Sarah passed the green beans.

'He knocked on the door! Can you imagine that? He actually knocked on the door.'

'Ain't you supposed to knock on doors, Pop?' Alan, who was eleven, asked.

'Aren't,' Sarah corrected.

'Yeah, aren't?' Alan said.

'If you come to our bedroom,' Meyer said judiciously, 'and the door is closed, certainly you should knock. That's manners. Or even if you're visiting outside, and you come to a closed door, you should knock, certainly. That, too, is manners. We are not discussing your manners, Alan; or yours, Susie; or yours, Jeff.'

'Then whose?' Susie, who was ten, asked.

'We are discussing the manners of the police department,' Meyer said. 'And the best police department is the one which has hardly any manners at all.'

'Meyer,' Sarah warned. 'The children.'

'We already separated children from cops,' Meyer said. 'Would you pass me a roll, please? Besides, the children know that what's said in this house is family stuff and doesn't go beyond these four walls. Am I right, children?'

'Yes, Pop,' Jeff said.

Susie and Alan nodded as if Meyer had just entrusted them with the plans for the new atomic submarine. Meyer looked around the table for the butter.

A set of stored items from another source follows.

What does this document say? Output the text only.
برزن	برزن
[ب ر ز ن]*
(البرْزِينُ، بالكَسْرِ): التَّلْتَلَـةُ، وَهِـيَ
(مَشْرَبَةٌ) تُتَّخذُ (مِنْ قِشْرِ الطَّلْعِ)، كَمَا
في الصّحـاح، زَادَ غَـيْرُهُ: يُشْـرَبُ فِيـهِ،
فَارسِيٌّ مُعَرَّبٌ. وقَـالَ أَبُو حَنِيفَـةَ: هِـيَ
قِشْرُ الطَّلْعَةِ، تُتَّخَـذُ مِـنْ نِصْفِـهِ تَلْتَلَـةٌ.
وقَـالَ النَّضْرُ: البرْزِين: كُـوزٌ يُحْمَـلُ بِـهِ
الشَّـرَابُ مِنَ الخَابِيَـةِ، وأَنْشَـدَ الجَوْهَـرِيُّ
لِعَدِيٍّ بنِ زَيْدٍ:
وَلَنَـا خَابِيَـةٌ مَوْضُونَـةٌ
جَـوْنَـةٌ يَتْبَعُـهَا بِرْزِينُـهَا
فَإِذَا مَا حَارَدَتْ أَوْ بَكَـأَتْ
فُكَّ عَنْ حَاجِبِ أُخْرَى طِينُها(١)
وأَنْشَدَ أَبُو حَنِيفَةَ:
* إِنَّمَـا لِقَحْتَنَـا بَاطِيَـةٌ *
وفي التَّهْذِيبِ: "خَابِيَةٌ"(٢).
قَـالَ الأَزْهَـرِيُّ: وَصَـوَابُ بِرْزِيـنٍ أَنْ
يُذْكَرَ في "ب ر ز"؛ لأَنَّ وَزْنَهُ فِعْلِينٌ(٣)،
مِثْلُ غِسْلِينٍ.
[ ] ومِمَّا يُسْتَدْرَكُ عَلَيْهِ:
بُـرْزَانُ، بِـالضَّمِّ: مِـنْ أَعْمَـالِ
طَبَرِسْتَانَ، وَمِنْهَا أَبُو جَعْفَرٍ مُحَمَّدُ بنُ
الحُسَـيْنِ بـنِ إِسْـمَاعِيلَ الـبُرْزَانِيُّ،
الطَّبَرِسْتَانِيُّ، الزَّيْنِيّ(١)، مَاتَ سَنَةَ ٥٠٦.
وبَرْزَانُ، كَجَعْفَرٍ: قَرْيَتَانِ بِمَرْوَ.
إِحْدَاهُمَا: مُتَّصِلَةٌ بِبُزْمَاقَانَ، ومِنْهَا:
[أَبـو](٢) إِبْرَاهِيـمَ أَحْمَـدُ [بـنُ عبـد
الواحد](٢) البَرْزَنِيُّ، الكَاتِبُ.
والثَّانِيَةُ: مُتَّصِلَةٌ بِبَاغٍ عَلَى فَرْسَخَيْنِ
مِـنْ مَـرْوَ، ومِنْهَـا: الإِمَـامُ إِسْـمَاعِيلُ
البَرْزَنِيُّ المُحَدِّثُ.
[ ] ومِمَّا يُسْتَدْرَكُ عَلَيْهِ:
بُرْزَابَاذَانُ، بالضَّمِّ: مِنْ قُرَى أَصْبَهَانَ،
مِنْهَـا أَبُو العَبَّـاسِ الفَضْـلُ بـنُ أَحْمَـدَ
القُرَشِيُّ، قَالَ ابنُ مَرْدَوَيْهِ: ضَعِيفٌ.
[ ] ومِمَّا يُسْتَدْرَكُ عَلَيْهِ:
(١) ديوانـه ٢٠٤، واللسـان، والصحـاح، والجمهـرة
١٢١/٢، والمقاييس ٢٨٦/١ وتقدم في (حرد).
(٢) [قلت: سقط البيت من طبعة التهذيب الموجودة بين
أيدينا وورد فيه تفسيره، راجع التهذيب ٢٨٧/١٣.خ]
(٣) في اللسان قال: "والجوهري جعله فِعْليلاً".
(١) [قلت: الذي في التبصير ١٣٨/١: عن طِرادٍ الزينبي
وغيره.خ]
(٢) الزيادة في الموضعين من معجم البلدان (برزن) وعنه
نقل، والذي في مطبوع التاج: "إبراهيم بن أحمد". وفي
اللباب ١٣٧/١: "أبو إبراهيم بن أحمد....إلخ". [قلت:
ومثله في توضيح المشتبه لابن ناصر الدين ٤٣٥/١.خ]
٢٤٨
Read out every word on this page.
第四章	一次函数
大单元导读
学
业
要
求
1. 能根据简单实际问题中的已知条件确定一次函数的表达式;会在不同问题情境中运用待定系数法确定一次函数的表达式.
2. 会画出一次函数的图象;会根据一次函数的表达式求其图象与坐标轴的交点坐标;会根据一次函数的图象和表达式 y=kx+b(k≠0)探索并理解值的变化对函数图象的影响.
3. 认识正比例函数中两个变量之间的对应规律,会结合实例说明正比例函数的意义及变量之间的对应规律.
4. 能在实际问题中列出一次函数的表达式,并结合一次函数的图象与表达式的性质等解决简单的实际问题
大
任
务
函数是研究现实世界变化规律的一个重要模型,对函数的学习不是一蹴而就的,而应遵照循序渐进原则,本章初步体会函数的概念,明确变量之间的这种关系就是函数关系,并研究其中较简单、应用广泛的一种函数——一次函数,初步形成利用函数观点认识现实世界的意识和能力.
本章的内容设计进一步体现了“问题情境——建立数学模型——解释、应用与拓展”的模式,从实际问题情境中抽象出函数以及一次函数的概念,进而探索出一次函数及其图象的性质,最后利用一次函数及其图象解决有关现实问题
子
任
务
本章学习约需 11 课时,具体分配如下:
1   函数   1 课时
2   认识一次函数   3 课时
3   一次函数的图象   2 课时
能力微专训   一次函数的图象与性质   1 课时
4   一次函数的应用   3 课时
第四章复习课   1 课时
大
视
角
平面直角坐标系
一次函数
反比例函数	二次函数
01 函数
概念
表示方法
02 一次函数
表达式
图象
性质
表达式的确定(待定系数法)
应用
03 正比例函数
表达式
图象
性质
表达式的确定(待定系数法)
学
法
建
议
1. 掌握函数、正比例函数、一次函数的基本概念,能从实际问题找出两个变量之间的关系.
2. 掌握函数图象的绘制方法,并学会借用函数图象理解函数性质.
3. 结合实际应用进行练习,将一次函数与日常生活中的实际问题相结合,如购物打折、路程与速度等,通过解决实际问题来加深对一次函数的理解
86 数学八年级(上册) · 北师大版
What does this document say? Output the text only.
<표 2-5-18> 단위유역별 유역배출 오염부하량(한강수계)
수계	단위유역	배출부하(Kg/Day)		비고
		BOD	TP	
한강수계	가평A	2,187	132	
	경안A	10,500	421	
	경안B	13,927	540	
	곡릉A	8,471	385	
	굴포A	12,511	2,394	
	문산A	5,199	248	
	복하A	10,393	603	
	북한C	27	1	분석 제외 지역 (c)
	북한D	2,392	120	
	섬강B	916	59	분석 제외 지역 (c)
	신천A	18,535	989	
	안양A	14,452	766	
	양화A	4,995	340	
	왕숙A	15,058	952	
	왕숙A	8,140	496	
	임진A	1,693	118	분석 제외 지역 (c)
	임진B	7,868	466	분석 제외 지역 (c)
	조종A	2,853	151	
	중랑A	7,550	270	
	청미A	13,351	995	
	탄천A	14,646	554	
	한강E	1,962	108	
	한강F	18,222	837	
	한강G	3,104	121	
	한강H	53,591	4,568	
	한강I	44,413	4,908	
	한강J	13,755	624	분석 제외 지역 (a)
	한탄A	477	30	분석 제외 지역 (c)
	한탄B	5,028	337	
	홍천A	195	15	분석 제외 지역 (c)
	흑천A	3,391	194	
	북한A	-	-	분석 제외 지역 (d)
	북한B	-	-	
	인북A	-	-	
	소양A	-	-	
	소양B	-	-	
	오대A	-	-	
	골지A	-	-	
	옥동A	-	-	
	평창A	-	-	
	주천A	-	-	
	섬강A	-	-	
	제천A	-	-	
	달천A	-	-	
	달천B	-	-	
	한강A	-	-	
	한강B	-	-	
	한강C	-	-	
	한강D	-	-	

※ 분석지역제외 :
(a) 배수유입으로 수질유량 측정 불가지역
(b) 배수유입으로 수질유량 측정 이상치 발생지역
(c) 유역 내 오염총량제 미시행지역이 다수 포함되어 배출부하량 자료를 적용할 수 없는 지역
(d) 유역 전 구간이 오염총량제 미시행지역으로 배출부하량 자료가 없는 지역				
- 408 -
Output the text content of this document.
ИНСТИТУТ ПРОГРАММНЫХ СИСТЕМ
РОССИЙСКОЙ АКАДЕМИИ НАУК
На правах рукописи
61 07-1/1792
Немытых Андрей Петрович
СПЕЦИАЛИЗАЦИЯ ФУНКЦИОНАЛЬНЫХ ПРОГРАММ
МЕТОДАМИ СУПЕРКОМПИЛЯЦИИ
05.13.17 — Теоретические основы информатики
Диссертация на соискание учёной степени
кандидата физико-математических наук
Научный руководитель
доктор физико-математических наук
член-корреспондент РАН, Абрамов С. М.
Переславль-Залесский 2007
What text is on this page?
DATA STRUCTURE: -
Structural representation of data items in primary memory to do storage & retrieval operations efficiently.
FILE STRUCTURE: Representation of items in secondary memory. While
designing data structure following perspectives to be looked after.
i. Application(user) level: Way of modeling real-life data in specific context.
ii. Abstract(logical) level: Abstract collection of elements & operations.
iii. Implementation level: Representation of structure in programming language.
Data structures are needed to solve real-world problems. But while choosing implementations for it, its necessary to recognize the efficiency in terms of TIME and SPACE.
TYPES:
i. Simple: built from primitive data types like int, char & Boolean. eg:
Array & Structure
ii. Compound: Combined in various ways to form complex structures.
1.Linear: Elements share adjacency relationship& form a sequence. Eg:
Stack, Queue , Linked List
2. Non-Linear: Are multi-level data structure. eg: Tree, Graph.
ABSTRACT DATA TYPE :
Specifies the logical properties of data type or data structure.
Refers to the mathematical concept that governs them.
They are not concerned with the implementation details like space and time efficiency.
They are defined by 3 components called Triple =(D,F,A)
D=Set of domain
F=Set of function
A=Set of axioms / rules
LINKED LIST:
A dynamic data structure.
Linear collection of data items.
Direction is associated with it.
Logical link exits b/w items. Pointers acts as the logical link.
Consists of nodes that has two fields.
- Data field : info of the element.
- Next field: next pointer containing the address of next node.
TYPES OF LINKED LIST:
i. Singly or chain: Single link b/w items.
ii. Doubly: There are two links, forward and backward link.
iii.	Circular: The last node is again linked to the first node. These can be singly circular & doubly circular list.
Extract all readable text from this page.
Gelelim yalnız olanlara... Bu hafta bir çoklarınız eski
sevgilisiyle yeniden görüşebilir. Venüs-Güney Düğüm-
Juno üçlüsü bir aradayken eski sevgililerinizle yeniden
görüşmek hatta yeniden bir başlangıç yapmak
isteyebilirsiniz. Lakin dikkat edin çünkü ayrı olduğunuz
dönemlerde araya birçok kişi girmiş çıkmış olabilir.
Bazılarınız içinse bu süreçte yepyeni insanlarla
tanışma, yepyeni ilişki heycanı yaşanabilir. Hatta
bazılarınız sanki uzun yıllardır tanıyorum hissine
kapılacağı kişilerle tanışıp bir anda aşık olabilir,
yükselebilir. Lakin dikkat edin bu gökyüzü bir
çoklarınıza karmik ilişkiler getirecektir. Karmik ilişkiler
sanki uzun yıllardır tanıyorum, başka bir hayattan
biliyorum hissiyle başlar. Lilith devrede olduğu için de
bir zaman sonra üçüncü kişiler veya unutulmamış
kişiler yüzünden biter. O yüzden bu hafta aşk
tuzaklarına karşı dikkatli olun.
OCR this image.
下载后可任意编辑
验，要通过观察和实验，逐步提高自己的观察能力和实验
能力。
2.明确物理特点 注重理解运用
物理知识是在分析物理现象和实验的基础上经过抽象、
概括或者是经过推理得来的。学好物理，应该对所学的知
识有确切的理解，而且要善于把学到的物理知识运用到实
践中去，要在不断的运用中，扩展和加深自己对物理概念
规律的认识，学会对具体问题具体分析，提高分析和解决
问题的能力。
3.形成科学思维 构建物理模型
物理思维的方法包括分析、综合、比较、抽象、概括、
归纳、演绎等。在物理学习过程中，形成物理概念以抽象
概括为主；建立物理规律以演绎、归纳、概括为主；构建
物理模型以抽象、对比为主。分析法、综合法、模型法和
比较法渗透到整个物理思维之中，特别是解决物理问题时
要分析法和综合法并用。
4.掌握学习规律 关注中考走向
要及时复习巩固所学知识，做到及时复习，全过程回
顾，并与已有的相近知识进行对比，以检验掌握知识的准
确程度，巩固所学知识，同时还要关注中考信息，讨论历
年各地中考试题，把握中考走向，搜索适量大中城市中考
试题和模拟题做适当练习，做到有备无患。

'What's with this kosher bit?' he asked. 'Get me some butter, will you, darling, please?'

Sarah rose from the table, grinning. 'You're a heathen,' she said gently.

'I'm a heathen,' Meyer said, shrugging. 'I'm a cop. I got to keep up my strength. Who knows, some day I'll be out on a squeal with Mr Cotton, and we'll capture a criminal wanted in twenty states, and Mr Cotton will hand him his gun and say, "Hold this for me a minute, will you?" For this, you need strength.'

'He shouldn't have knocked, Daddy?' Susie asked.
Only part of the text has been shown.